Anyway - thanks so much for all your hard work on this. A very interesting study!

▲ Wyverald 6 hours ago | parent | prev | next [-]

thanks, I love your website. Are you planning to do NB Pro for the text-to-image benchmark too?

▲ vunderba 2 hours ago | parent | next [-]

Outside the time frame of being able to edit my original reply, but I've finally re-run the Text-to-Image portion of the site through NB Pro.

  Results

  gpt-image-1: 10 / 12 
  Nano Banana Pro: 9 / 12
  Nano Banana: 8 / 12

It's worth mentioning that even though it only scored slightly better than the original NB, many of the images are significantly better looking.

https://genai-showdown.specr.net?models=nb,nbp

	▲	Wyverald 2 hours ago \| parent [-]
		thanks for the update. One small note: for the d20 test, NB Pro had duplications of 13 and 17 too, not just 19.

▲ vunderba 6 hours ago | parent | prev [-]

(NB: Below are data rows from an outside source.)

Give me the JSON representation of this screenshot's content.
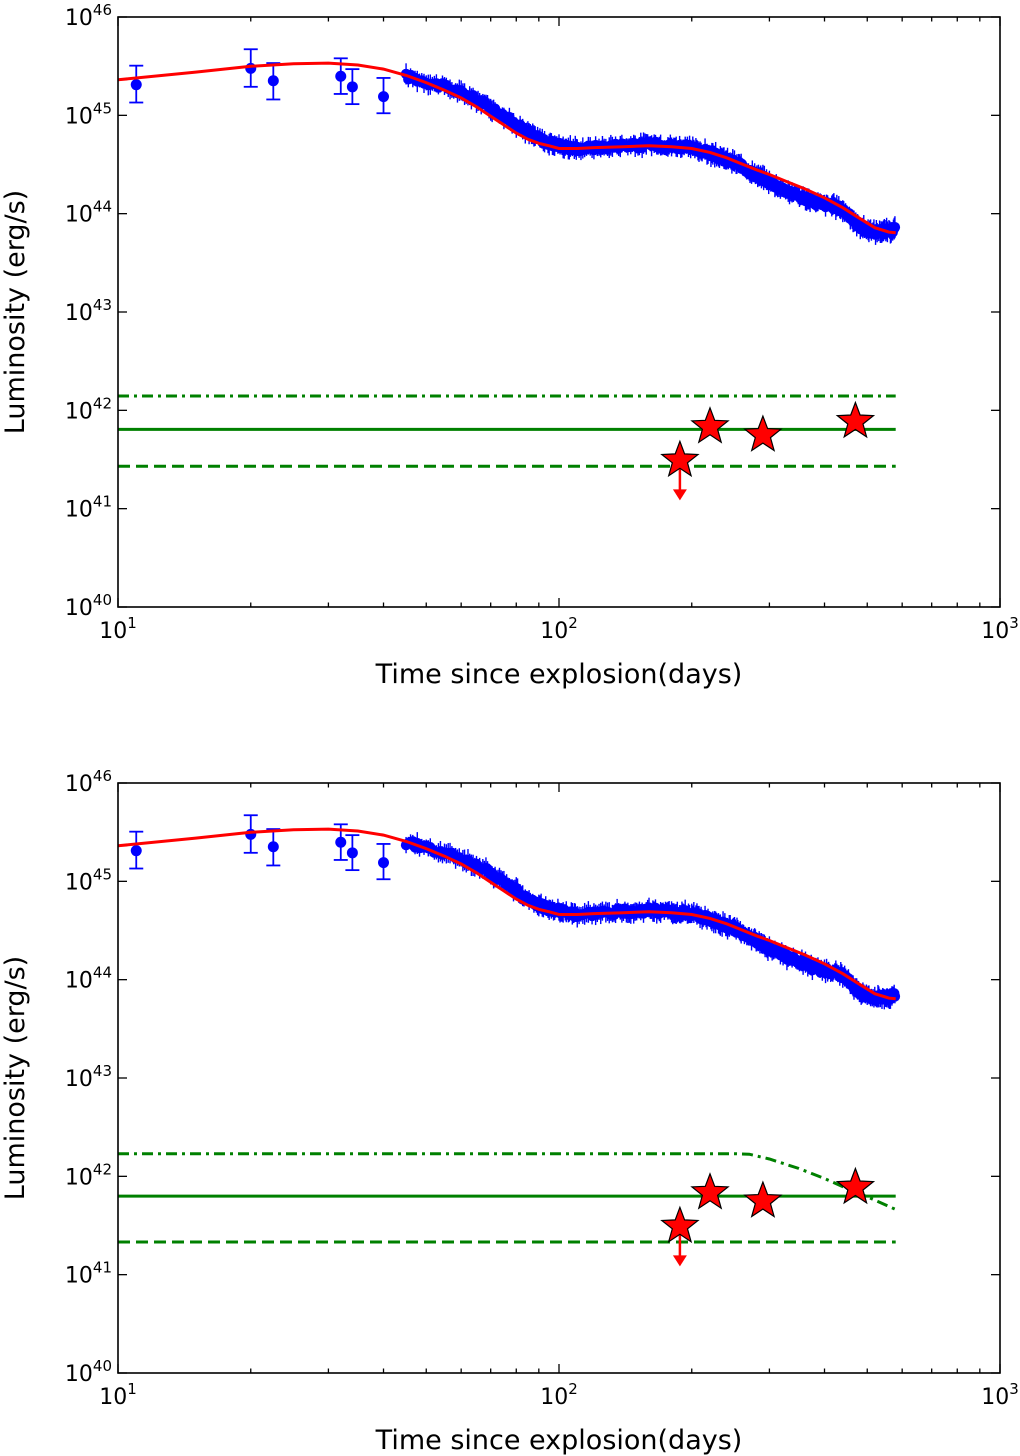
{
  "chart_data": [
    {
      "type": "line",
      "panel": "top",
      "title": "",
      "xlabel": "Time since explosion(days)",
      "ylabel": "Luminosity (erg/s)",
      "xscale": "log",
      "yscale": "log",
      "xlim": [
        10,
        1000
      ],
      "ylim": [
        1e+40,
        1e+46
      ],
      "grid": false,
      "x_tick_labels": [
        {
          "base": "10",
          "exp": "1",
          "value": 10
        },
        {
          "base": "10",
          "exp": "2",
          "value": 100
        },
        {
          "base": "10",
          "exp": "3",
          "value": 1000
        }
      ],
      "y_tick_labels": [
        {
          "base": "10",
          "exp": "40",
          "value": 1e+40
        },
        {
          "base": "10",
          "exp": "41",
          "value": 1e+41
        },
        {
          "base": "10",
          "exp": "42",
          "value": 1e+42
        },
        {
          "base": "10",
          "exp": "43",
          "value": 1e+43
        },
        {
          "base": "10",
          "exp": "44",
          "value": 1e+44
        },
        {
          "base": "10",
          "exp": "45",
          "value": 1e+45
        },
        {
          "base": "10",
          "exp": "46",
          "value": 1e+46
        }
      ],
      "series": [
        {
          "name": "Observed luminosity",
          "kind": "errorbar",
          "color": "#0000ff",
          "x": [
            11,
            20,
            22.5,
            32,
            34,
            40
          ],
          "y": [
            2.05e+45,
            3e+45,
            2.25e+45,
            2.5e+45,
            1.95e+45,
            1.55e+45
          ],
          "yerr_low": [
            1.35e+45,
            1.95e+45,
            1.45e+45,
            1.65e+45,
            1.3e+45,
            1.05e+45
          ],
          "yerr_high": [
            3.2e+45,
            4.7e+45,
            3.4e+45,
            3.8e+45,
            2.95e+45,
            2.4e+45
          ]
        },
        {
          "name": "Observed luminosity (dense)",
          "kind": "dense-band",
          "color": "#0000ff",
          "x": [
            45,
            50,
            55,
            60,
            65,
            70,
            75,
            80,
            85,
            90,
            95,
            100,
            105,
            110,
            120,
            130,
            140,
            150,
            160,
            170,
            180,
            190,
            200,
            210,
            220,
            230,
            240,
            250,
            260,
            270,
            280,
            290,
            300,
            320,
            340,
            360,
            380,
            400,
            420,
            440,
            460,
            480,
            500,
            520,
            540,
            560,
            580
          ],
          "y": [
            2.5e+45,
            2.2e+45,
            1.95e+45,
            1.7e+45,
            1.45e+45,
            1.2e+45,
            9.8e+44,
            8e+44,
            6.7e+44,
            5.8e+44,
            5.2e+44,
            5e+44,
            4.7e+44,
            4.6e+44,
            4.7e+44,
            4.8e+44,
            5e+44,
            4.9e+44,
            5.1e+44,
            5e+44,
            4.9e+44,
            4.8e+44,
            4.6e+44,
            4.4e+44,
            4.1e+44,
            3.8e+44,
            3.5e+44,
            3.3e+44,
            3e+44,
            2.7e+44,
            2.5e+44,
            2.3e+44,
            2.1e+44,
            1.8e+44,
            1.6e+44,
            1.45e+44,
            1.3e+44,
            1.25e+44,
            1.2e+44,
            1.1e+44,
            9e+43,
            7.5e+43,
            6.8e+43,
            6.5e+43,
            6.7e+43,
            6.6e+43,
            7e+43
          ]
        },
        {
          "name": "Model fit",
          "kind": "line",
          "color": "#ff0000",
          "x": [
            10,
            15,
            20,
            25,
            30,
            35,
            40,
            45,
            50,
            55,
            60,
            65,
            70,
            75,
            80,
            85,
            90,
            95,
            100,
            110,
            120,
            140,
            160,
            180,
            200,
            220,
            240,
            260,
            280,
            300,
            330,
            360,
            400,
            440,
            480,
            520,
            560,
            580
          ],
          "y": [
            2.3e+45,
            2.75e+45,
            3.15e+45,
            3.35e+45,
            3.4e+45,
            3.25e+45,
            2.95e+45,
            2.55e+45,
            2.15e+45,
            1.8e+45,
            1.5e+45,
            1.22e+45,
            9.8e+44,
            8e+44,
            6.6e+44,
            5.7e+44,
            5.2e+44,
            4.9e+44,
            4.6e+44,
            4.6e+44,
            4.7e+44,
            4.8e+44,
            4.9e+44,
            4.8e+44,
            4.6e+44,
            4.2e+44,
            3.7e+44,
            3.2e+44,
            2.8e+44,
            2.5e+44,
            2.1e+44,
            1.8e+44,
            1.45e+44,
            1.15e+44,
            9e+43,
            7.2e+43,
            6.5e+43,
            6.4e+43
          ]
        },
        {
          "name": "Upper bound",
          "kind": "line",
          "style": "dashdot",
          "color": "#008000",
          "x": [
            10,
            580
          ],
          "y": [
            1.4e+42,
            1.4e+42
          ]
        },
        {
          "name": "Central value",
          "kind": "line",
          "style": "solid",
          "color": "#008000",
          "x": [
            10,
            580
          ],
          "y": [
            6.4e+41,
            6.4e+41
          ]
        },
        {
          "name": "Lower bound",
          "kind": "line",
          "style": "dashed",
          "color": "#008000",
          "x": [
            10,
            580
          ],
          "y": [
            2.7e+41,
            2.7e+41
          ]
        },
        {
          "name": "Detections",
          "kind": "star-markers",
          "color": "#ff0000",
          "x": [
            188,
            220,
            290,
            470
          ],
          "y": [
            3.1e+41,
            6.8e+41,
            5.6e+41,
            7.7e+41
          ],
          "upper_limit": [
            true,
            false,
            false,
            false
          ]
        }
      ]
    },
    {
      "type": "line",
      "panel": "bottom",
      "title": "",
      "xlabel": "Time since explosion(days)",
      "ylabel": "Luminosity (erg/s)",
      "xscale": "log",
      "yscale": "log",
      "xlim": [
        10,
        1000
      ],
      "ylim": [
        1e+40,
        1e+46
      ],
      "grid": false,
      "x_tick_labels": [
        {
          "base": "10",
          "exp": "1",
          "value": 10
        },
        {
          "base": "10",
          "exp": "2",
          "value": 100
        },
        {
          "base": "10",
          "exp": "3",
          "value": 1000
        }
      ],
      "y_tick_labels": [
        {
          "base": "10",
          "exp": "40",
          "value": 1e+40
        },
        {
          "base": "10",
          "exp": "41",
          "value": 1e+41
        },
        {
          "base": "10",
          "exp": "42",
          "value": 1e+42
        },
        {
          "base": "10",
          "exp": "43",
          "value": 1e+43
        },
        {
          "base": "10",
          "exp": "44",
          "value": 1e+44
        },
        {
          "base": "10",
          "exp": "45",
          "value": 1e+45
        },
        {
          "base": "10",
          "exp": "46",
          "value": 1e+46
        }
      ],
      "series": [
        {
          "name": "Observed luminosity",
          "kind": "errorbar",
          "color": "#0000ff",
          "x": [
            11,
            20,
            22.5,
            32,
            34,
            40
          ],
          "y": [
            2.05e+45,
            3e+45,
            2.25e+45,
            2.5e+45,
            1.95e+45,
            1.55e+45
          ],
          "yerr_low": [
            1.35e+45,
            1.95e+45,
            1.45e+45,
            1.65e+45,
            1.3e+45,
            1.05e+45
          ],
          "yerr_high": [
            3.2e+45,
            4.7e+45,
            3.4e+45,
            3.8e+45,
            2.95e+45,
            2.4e+45
          ]
        },
        {
          "name": "Observed luminosity (dense)",
          "kind": "dense-band",
          "color": "#0000ff",
          "x": [
            45,
            50,
            55,
            60,
            65,
            70,
            75,
            80,
            85,
            90,
            95,
            100,
            105,
            110,
            120,
            130,
            140,
            150,
            160,
            170,
            180,
            190,
            200,
            210,
            220,
            230,
            240,
            250,
            260,
            270,
            280,
            290,
            300,
            320,
            340,
            360,
            380,
            400,
            420,
            440,
            460,
            480,
            500,
            520,
            540,
            560,
            580
          ],
          "y": [
            2.5e+45,
            2.2e+45,
            1.95e+45,
            1.7e+45,
            1.45e+45,
            1.2e+45,
            9.8e+44,
            8e+44,
            6.7e+44,
            5.8e+44,
            5.2e+44,
            5e+44,
            4.7e+44,
            4.6e+44,
            4.7e+44,
            4.8e+44,
            5e+44,
            4.9e+44,
            5.1e+44,
            5e+44,
            4.9e+44,
            4.8e+44,
            4.6e+44,
            4.4e+44,
            4.1e+44,
            3.8e+44,
            3.5e+44,
            3.3e+44,
            3e+44,
            2.7e+44,
            2.5e+44,
            2.3e+44,
            2.1e+44,
            1.8e+44,
            1.6e+44,
            1.45e+44,
            1.3e+44,
            1.25e+44,
            1.2e+44,
            1.1e+44,
            9e+43,
            7.5e+43,
            6.8e+43,
            6.5e+43,
            6.7e+43,
            6.6e+43,
            7e+43
          ]
        },
        {
          "name": "Model fit",
          "kind": "line",
          "color": "#ff0000",
          "x": [
            10,
            15,
            20,
            25,
            30,
            35,
            40,
            45,
            50,
            55,
            60,
            65,
            70,
            75,
            80,
            85,
            90,
            95,
            100,
            110,
            120,
            140,
            160,
            180,
            200,
            220,
            240,
            260,
            280,
            300,
            330,
            360,
            400,
            440,
            480,
            520,
            560,
            580
          ],
          "y": [
            2.3e+45,
            2.75e+45,
            3.15e+45,
            3.35e+45,
            3.4e+45,
            3.25e+45,
            2.95e+45,
            2.55e+45,
            2.15e+45,
            1.8e+45,
            1.5e+45,
            1.22e+45,
            9.8e+44,
            8e+44,
            6.6e+44,
            5.7e+44,
            5.2e+44,
            4.9e+44,
            4.6e+44,
            4.6e+44,
            4.7e+44,
            4.8e+44,
            4.9e+44,
            4.8e+44,
            4.6e+44,
            4.2e+44,
            3.7e+44,
            3.2e+44,
            2.8e+44,
            2.5e+44,
            2.1e+44,
            1.8e+44,
            1.45e+44,
            1.15e+44,
            9e+43,
            7.2e+43,
            6.5e+43,
            6.4e+43
          ]
        },
        {
          "name": "Upper bound",
          "kind": "line",
          "style": "dashdot",
          "color": "#008000",
          "x": [
            10,
            100,
            200,
            250,
            270,
            300,
            350,
            400,
            450,
            500,
            580
          ],
          "y": [
            1.7e+42,
            1.7e+42,
            1.7e+42,
            1.7e+42,
            1.68e+42,
            1.5e+42,
            1.2e+42,
            9.5e+41,
            7.5e+41,
            6.2e+41,
            4.6e+41
          ]
        },
        {
          "name": "Central value",
          "kind": "line",
          "style": "solid",
          "color": "#008000",
          "x": [
            10,
            580
          ],
          "y": [
            6.3e+41,
            6.3e+41
          ]
        },
        {
          "name": "Lower bound",
          "kind": "line",
          "style": "dashed",
          "color": "#008000",
          "x": [
            10,
            580
          ],
          "y": [
            2.15e+41,
            2.15e+41
          ]
        },
        {
          "name": "Detections",
          "kind": "star-markers",
          "color": "#ff0000",
          "x": [
            188,
            220,
            290,
            470
          ],
          "y": [
            3.1e+41,
            6.8e+41,
            5.6e+41,
            7.7e+41
          ],
          "upper_limit": [
            true,
            false,
            false,
            false
          ]
        }
      ]
    }
  ]
}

Definitely! Even though NB's predominant use case seems to be editing, it's still producing surprisingly decent text-to-image results. Imagen4 currently still comes out ahead in terms of image fidelity, but I think NB Pro will close the gap even further.

I'll try to have the generative comparisons for NB Pro up later this afternoon once I catch my breath.

▲ dyauspitr 2 hours ago | parent | prev [-]

Seedream generally looks like low quality outputs and it doesn’t seem like you’re assigning points for quality. This is only marginally helpful.